On 14 December 2023, delegates at the sixth meeting of the Union for the Mediterranean (UfM) participated in the European Training Foundation’s (ETF) final ideathon, as part of its Year of Skills journey.
This ideathon offered participants a unique opportunity to share their experiences of green and digital skills education in their countries, and to identify new and innovative initiatives to target future learning priorities. Set against the backdrop of the European Commission’s European Year of Skills, this interactive session started with a compelling video message from Frans Timmermans, former Vice-President of the European Commission in charge of the European Green Deal.
“This is the decisive decade for developing a new model for sustainable growth. How can education and training programmes ensure everybody can gain the skills needed to build greener, more digital and inclusive societies?” he said.

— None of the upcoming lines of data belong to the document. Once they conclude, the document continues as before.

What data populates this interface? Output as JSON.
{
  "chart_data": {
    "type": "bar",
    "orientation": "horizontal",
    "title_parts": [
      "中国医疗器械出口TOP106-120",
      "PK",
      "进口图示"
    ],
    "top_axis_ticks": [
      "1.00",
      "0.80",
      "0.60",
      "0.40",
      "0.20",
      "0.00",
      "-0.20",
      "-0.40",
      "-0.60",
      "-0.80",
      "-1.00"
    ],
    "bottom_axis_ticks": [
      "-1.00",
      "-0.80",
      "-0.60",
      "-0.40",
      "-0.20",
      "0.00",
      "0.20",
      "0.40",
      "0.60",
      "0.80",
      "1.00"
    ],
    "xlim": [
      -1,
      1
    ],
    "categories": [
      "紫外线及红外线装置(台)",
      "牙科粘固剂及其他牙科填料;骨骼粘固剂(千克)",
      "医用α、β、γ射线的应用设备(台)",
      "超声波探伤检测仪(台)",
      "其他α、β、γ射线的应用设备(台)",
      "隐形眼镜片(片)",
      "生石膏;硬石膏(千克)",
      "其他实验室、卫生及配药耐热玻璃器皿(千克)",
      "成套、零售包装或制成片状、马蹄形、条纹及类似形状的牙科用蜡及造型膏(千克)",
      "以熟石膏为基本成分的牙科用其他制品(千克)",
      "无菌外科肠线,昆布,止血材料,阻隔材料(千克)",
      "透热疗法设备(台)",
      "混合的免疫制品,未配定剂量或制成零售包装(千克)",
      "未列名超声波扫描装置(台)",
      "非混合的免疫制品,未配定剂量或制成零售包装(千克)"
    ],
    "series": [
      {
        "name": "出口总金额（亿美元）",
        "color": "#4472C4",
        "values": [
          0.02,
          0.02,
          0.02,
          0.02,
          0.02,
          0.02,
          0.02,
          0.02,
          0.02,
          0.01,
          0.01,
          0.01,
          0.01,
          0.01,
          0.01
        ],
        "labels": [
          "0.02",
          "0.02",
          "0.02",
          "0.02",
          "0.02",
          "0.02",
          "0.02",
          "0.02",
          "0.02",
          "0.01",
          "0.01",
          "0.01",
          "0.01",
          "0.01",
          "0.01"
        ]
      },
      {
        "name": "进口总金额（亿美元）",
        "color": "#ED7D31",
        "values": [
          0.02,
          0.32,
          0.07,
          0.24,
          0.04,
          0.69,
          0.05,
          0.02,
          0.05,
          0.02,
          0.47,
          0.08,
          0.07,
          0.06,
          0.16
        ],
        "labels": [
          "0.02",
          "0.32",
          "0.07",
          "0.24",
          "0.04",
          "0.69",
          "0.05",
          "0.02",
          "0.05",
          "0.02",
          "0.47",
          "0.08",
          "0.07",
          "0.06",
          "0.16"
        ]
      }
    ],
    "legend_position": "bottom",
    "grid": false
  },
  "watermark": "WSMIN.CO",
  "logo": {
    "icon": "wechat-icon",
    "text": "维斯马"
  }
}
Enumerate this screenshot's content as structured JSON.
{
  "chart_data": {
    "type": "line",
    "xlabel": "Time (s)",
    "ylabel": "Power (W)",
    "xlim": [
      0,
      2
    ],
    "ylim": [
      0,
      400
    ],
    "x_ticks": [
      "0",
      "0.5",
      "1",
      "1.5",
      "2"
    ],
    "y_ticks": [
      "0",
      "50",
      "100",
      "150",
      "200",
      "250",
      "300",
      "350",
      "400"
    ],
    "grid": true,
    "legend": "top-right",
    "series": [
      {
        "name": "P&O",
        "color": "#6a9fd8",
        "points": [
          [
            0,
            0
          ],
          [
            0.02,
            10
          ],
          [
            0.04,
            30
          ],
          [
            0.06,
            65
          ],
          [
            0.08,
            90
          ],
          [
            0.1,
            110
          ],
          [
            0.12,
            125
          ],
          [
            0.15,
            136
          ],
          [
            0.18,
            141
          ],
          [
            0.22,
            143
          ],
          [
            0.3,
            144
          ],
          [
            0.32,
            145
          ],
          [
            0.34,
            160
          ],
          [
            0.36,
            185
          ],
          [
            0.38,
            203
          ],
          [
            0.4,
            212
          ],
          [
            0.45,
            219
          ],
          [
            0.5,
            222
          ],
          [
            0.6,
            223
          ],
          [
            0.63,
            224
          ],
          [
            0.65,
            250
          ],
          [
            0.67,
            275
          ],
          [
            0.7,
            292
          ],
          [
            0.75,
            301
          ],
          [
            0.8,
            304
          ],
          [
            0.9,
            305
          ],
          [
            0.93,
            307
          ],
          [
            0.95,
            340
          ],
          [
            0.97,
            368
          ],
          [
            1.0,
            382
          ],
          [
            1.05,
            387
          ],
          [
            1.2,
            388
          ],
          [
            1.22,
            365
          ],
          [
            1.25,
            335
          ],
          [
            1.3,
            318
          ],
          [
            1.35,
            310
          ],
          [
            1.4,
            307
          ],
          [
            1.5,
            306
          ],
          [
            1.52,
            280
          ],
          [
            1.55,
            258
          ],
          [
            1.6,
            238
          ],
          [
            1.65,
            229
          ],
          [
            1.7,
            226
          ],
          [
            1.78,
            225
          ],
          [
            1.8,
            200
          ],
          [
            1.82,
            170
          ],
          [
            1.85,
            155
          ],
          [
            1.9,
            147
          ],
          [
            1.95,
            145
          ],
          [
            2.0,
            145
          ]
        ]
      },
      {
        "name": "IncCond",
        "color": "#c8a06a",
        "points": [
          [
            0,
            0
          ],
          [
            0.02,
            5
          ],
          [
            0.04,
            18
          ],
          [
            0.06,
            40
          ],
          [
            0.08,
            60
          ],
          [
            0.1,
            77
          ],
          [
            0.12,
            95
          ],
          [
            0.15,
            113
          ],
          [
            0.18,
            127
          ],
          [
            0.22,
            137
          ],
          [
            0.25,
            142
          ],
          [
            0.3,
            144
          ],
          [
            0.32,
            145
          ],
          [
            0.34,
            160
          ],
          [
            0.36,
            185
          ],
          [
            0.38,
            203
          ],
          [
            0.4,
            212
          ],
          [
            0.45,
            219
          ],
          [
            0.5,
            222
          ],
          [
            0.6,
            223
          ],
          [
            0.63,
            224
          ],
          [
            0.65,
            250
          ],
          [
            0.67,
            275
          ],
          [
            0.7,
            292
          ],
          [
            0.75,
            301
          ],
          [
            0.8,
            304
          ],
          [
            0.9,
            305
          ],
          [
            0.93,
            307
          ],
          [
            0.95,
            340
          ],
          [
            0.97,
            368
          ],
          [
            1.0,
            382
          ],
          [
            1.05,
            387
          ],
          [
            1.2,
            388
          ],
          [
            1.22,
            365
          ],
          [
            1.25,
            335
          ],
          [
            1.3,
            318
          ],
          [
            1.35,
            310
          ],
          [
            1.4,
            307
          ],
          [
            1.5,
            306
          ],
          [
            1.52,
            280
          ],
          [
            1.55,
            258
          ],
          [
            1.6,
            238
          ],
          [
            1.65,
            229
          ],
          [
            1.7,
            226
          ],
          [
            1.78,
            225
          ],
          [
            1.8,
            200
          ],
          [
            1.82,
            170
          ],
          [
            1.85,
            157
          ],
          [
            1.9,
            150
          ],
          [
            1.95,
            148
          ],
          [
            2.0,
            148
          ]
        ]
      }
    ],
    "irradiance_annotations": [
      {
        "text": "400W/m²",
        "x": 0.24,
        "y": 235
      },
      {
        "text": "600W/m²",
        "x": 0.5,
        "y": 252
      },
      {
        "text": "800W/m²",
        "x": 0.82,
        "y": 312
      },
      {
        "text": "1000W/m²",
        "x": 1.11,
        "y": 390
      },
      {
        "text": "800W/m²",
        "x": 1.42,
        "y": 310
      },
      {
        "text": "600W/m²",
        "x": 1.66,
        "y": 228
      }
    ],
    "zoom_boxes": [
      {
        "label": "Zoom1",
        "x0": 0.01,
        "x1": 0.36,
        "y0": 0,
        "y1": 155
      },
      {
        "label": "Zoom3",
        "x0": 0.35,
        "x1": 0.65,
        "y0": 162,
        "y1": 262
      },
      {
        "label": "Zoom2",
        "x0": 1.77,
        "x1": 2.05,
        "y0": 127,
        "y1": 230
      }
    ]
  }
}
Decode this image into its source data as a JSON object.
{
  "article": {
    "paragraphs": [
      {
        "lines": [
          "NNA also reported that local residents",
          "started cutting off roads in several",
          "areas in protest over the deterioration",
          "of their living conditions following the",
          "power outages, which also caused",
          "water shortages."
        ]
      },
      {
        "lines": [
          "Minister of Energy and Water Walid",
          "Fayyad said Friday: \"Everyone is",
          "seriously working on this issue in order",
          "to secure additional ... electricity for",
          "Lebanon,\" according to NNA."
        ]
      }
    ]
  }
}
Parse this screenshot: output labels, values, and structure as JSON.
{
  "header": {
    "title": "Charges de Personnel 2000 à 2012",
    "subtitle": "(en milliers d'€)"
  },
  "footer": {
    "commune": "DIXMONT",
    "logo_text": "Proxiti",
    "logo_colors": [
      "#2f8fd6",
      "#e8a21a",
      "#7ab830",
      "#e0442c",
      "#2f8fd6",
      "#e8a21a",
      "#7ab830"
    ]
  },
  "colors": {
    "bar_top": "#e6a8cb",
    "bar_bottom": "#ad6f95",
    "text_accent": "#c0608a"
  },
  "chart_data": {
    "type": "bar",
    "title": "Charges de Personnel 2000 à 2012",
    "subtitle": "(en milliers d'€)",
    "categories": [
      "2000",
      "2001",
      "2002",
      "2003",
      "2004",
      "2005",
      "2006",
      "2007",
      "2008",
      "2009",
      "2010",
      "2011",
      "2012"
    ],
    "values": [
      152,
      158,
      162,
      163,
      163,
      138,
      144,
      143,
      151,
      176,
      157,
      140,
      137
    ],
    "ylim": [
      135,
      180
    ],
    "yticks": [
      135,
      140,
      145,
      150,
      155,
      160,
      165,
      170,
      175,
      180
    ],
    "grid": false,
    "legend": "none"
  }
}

Colleagues from labour ministries, employment agencies and business development agencies from Algeria, Egypt, Jordan, and Morocco all agreed that the key to success is for governments to build strong systems that create the right conditions to support the implementation of green and digital training programmes. Policymaker “Boot Camps” focused on the professional development of decision-makers as it would help those in leadership positions make informed decisions targeting local priorities as well as national objectives. Regular training for teachers was also seen as a fundamental priority. Conducting skills gap analyses was considered a very pragmatic way to address any disconnect between skills delivery and local labour market needs, as well as helping to identify new and emerging jobs and the skills needed to do them.
As well as creating new jobs, the group emphasised the importance of “greening” existing ones. There was a significant focus on recognising the value of local expertise and traditional know-how. The group suggested that updated vocational education and training programmes should integrate these traditional techniques into their upskilling and reskilling programmes, as this would help promote a more inclusive and sustainable green and digital transition.
Helping individuals and communities to build a green mindset was considered a fundamental parallel strategy to increase awareness of green and environmental issues. Competitions and awards organised by schools and other institutions to recognise individual and group initiatives could inspire people everywhere to make impactful changes in their daily lives. This could be supported by the media industry, both local and national, which would help to showcase the positive impact of such initiatives. To enable this to happen, the group agreed that a holistic approach to skills education and training was essential, ensuring not just technical skills were delivered, but also behavioural and soft skills.
The group also wondered whether financial benefits could incentivise change. Rewarding carbon-neutral shopping habits and providing tax breaks for environmentally friendly businesses were among the suggestions for greening existing business operations and supporting new and entrepreneurial activities.
As the ideathon neared the end, the group acknowledged that there were some challenges uniquely specific to their region.
“Green skills, yes – but blue and yellow skills too!”, they agreed, underscoring the need for skills development strategies to include opportunities and risks unique to marine and desert economies.